Throughout the day, there were signs this was not your typical film festival. San Quentin’s warden, Chance Andres, gave opening remarks in which he praised the “good vibes” as corrections officers in green uniforms looked on. The midday meal was baloney sandwiches and pretzels: “We didn’t fund everything we wanted, so y’all are getting state lunches,” Rahsaan said. The power briefly went out when too many fans were running in the chapel, and no one was allowed to bring a cell phone into the prison, making for a rare 2024 film event where everyone actually appeared to be looking at the same screen in the front of the room. During a filmmaker panel, one of the incarcerated directors asked if there was anyone from the Tracy Morgan TBS show The Last O.G. in the audience —there wasn’t, but he was checking because he didn’t want to offend when he described the show about an ex-con as inauthentic. “Your writers for those types of shows, we’re in here,” he said. “Don’t guess, call me.” In presenting one of the day’s awards, Anthony Gomez, who participates in San Quentin’s film and TV production training program Forward This, declared, “I don’t know about y’all, but today I feel free.”
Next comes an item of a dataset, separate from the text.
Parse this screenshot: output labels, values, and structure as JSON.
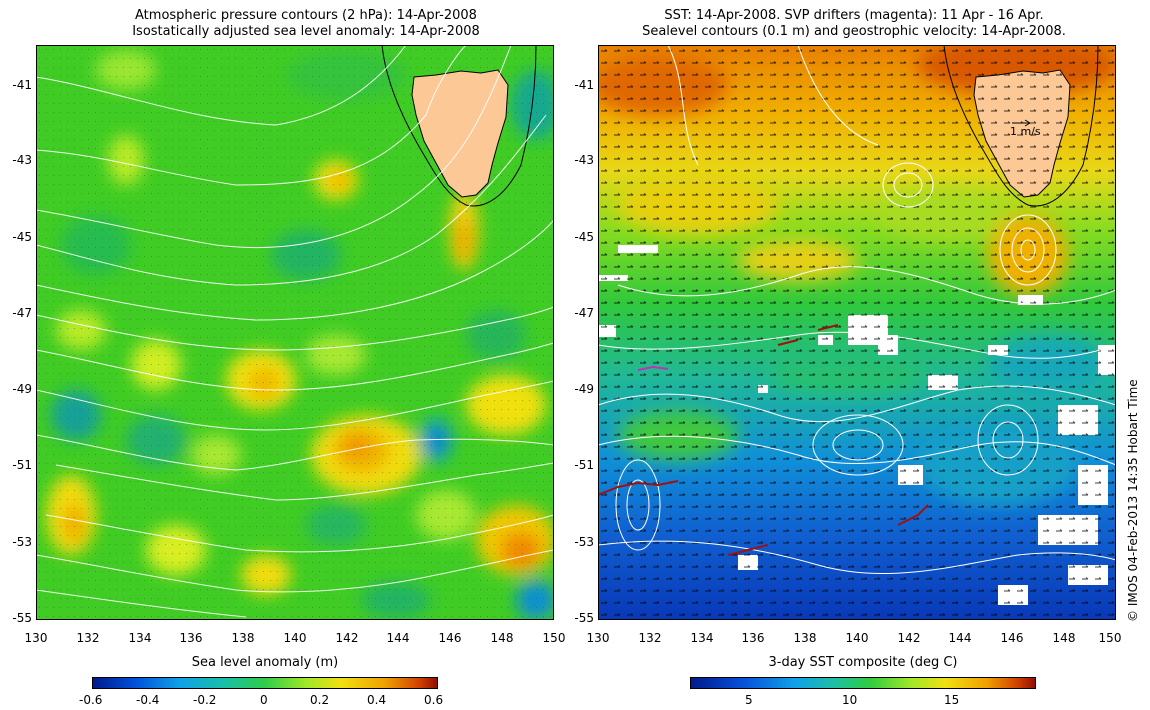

For members of the Hollywood community in attendance, the event was a refreshing break from the norm. “This is one of the most beautiful days of my entire life,” Jefferson said. Kwedar, who is currently on the awards trail with Sing Sing, said that process “can easily consume your idea of what success is.” But sitting in the chapel at San Quentin, “I feel restored. I just feel more alive.”

During the evening’s screening of Sing Sing, which stars Colman Domingo and Paul Raci alongside a cast of formerly incarcerated men, the audience reacted to key moments and lines, snapping fingers, leaning forward in their seats and saying “that’s right” and “preach” as the movie about an arts program at Sing Sing Maximum Security Prison unfolded. 

When the post-screening Q&A was still going on at 7:55pm, Haines paused the proceedings to say, “You know what time it is. Don’t miss count,” a reminder for anyone in the audience who was identified as “close custody,” meaning under a stricter level of supervision, to return to their cells.

“We represent y’all,” Clarence “Divine Eye” Maclin, an actor who served at Sing Sing and plays a version of himself in the film, said at the Q&A. “Thanks for the inspiration.”